Bone marrow stromal cells as replacement cells for Parkinson's disease: generation of an anatomical but not functional neuronal phenotype.
Faculty of Computing, Health and Science
School of Medical Sciences
The focus of cell replacement therapies (CRTs) for Parkinson's disease has been on delivering dopamine-producing cells to the striatum. Fetal grafts have proven the feasibility of this approach, but an appropriate source of replacement cells has restricted the clinical translation. Bone marrow stromal cells (BMSCs) have been heralded as an ideal source of dopaminergic (DAergic) replacement cells, as they are viewed as ethically acceptable, easily procured, and readily expanded. It is known that they confer functional benefits, particularly in stroke models, through the release of neurotrophic factors, but their transdifferentiation into neurons is still under contention. We sought to evaluate the neuronal phenotype and functional capacity of adult rat BMSCs after exposure to a novel multistep in vitro differentiation protocol compared with cells exposed to other reported neuronal differentiation conditions.
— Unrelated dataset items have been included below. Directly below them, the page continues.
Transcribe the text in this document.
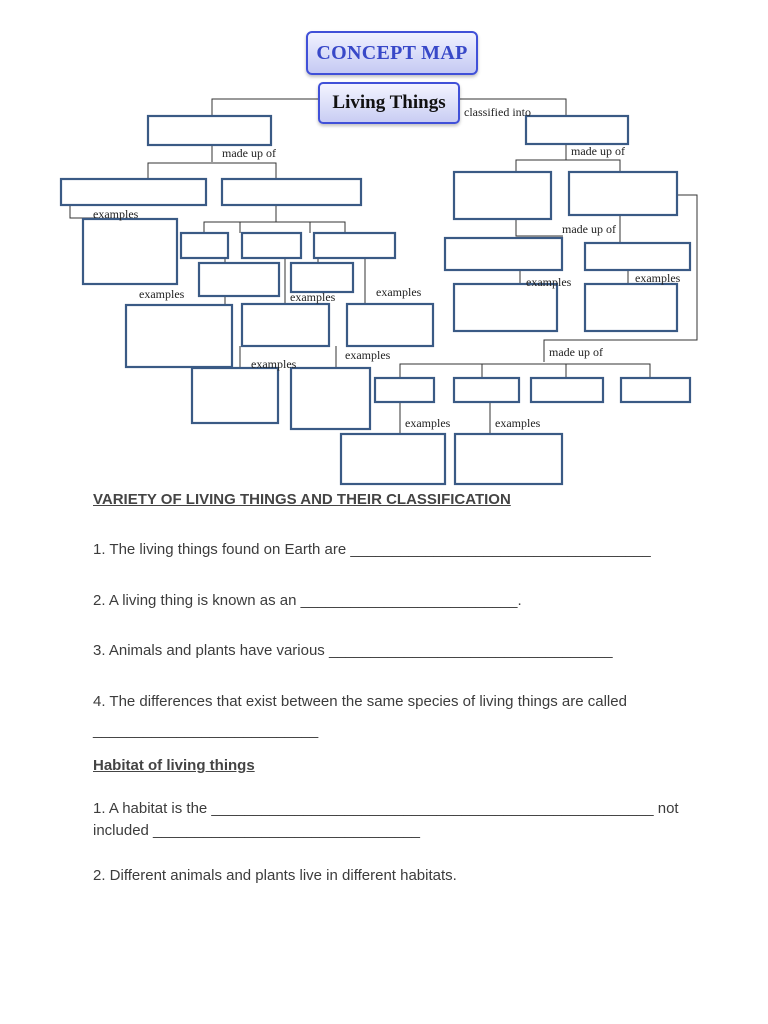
classified into
made up of	made up of
made up of
made up of
examples
examples	examples	examples
examples
examples
examples	examples
examples	examples
CONCEPT MAP
Living Things
VARIETY OF LIVING THINGS AND THEIR CLASSIFICATION
1. The living things found on Earth are ____________________________________
2. A living thing is known as an __________________________.
3. Animals and plants have various __________________________________
4. The differences that exist between the same species of living things are called
___________________________
Habitat of living things
1. A habitat is the _____________________________________________________ not
included ________________________________
2. Different animals and plants live in different habitats.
We employed a systematic, comprehensive method of assessment to determine the neuronal differentiation capacity of BMSCs. Our fluorescence-activated cell sorting, immunofluorescent and semiquantitative polymerase chain reaction results confirmed that undifferentiated BMSCs isolated based on their adherence to plastic are of mesenchymal origin and express a range of lineage markers. After exposure to preinduction and neuronal induction steps, BMSCs down-regulate markers of other lineages but fail, as assessed by patch clamp, to differentiate into functional neurons. Thus, for BMSCs to be considered a source of DAergic neuronal replacement cells, their ability to transdifferentiate terminally along a neuronal lineage first must be clarified before attempting to direct more complex specification process required for them to be used in Parkinson's-disease-focused CRTs.